Korea became one of the most exuberant and productive centers in the world art scene.
A number of artists actively participate in the well-known international art fairs and many Korean cities host world-wide art biennales.
Artfacts.net, an international online museum guide, announced top 1,000 ratings of the most influential artists living or dead, five Korean women artists are included; Sooja Kim,Lee Bul, Jeong-a Koo, Haegue Yang, and Nikki Lee. While Sooja Kim and Lee Bul took their themes from Korean women’s culture for their early works, Jeong-a Koo, Haegue Yang and Nikki Lee, who started out later, have shown somewhat different ways of expression and themes.
Working at France, Jeong-a Koo is well known for her new media and installation pieces.
In her most well-known exhibition <Espace 315> of Centre Pompidou, the whole space is filled with geometric structures scattered on a huge space, suggesting connection to minimalism. However, she tackles some unexpected subject matters, such as a heap of sugar cubes. By repetitively displaying or accumulating small and trivial items, Koo’s works are opposed to the gigantism of minimalism in 1960s.
Haegue Yang deals domestic utilities that stimulate the senses such as perfume injector,thermal heater, light bulbs, electric fan, air conditioner and humidifier. ‘Space’ is the biggest concern to her, and ‘blind’ becomes the most important subject matter. The artist said that she explores the relationship between space and people through the changeable boundary.
Nikki Lee works on the variability and meaninglessness of social boundaries ― groups,races, nation, sex, culture ― by pretending to change into members of various different groups. Her works have a deconstructive nature because she chooses visible characteristics in positing a group and rejects a one-sided relationship between the whole and the parts.
As the true nature of identity is ambiguous, a few apparent characteristics or socially recognized features are changeable and open.
To discuss these women artists, Homi Bhabha's theory on mimicry, hybridity, and ambivalence is helpful. Bhabha considered the phenomenons of ambivalence and hybridity generated by the activities in the colonies to be the origins of significance, and thought that cultural negotiation, not the power of absolute or unilateral authority, was the result of desires and natural practices. According to Bhabha, art in Asia, including Korea, is always ambivalent, and it continuously breaks up among the appearances of authoritative Western art, repetition and fragments as difference. The structural contradiction of theories developed in the West and signs sometimes enervates the existence of signs that present 'Korean' images or even uproot their basis.
For example, Haegue Yang’s <Yearning Melancholy Red>, Western critics often mentioned the understanding of senses and space, or related it to the Abstract Expressionism or Op art.

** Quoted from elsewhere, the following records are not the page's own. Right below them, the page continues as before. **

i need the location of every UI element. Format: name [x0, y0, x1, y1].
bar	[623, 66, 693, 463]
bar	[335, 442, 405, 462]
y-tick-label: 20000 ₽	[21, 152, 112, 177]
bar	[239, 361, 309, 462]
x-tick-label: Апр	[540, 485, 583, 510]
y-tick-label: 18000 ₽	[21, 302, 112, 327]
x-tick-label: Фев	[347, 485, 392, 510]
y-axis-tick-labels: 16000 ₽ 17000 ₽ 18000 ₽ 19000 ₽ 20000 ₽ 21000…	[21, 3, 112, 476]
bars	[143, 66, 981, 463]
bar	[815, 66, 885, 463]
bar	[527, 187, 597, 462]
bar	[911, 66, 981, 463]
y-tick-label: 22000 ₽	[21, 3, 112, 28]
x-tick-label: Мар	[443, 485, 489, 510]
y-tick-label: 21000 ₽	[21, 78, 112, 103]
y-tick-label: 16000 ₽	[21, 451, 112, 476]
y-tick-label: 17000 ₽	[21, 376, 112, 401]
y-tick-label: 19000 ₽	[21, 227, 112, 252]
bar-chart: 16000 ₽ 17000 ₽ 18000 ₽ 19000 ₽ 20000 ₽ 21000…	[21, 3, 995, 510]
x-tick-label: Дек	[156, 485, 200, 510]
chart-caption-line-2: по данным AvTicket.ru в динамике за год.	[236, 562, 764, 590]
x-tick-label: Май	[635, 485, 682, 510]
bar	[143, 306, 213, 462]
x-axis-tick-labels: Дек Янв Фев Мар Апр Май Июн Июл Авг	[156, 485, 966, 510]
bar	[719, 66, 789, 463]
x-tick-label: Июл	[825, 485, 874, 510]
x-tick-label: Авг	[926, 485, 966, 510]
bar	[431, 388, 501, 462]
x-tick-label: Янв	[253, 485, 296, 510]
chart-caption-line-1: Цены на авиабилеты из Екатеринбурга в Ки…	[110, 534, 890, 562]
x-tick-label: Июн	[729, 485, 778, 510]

However, there is ‘ambiguity’, which innately involves invalidation of boundaries that can't be easily defined under the Western perspectives. Through the screen(bal) that integrates as well as divides space and paper that blocks and passes light, winds, air and sounds, Koreans have experienced the trans-boundary condition that is open to external factors.
There is an ambi-existing quality in Korean culture, which is distinguished from the ambivalence of the West. While the ambivalence signifies the coexistence of different things under the premise of contradiction, Korean ambi-existing quality refers to the duplicity of tolerance that enables the coexistence of contrary things without contradiction.
Contemporary Korean artists exercise trans-boundariness that can transcend the epistemological premise of the West on ‘undefinable’ categories, and achieve positive simultaneity of elements that look contradictory to one another through hybridity. As a traditional Korean house does, Korean culture doubts the existence of clear boundaries,categories and division between things external and oneself. Stimulation from outside always exists, and it ceaselessly comes inside and out. Works of Jeong-a Koo, Haegue Yang and Nikki Lee all attempted to transgress the boundary. They created works that transgressed categorization and boundaries through different experiences that enabled them to break away from the framework of Western epistemology, and the evaluation of their works should be delivered through non-Western criticism and writing.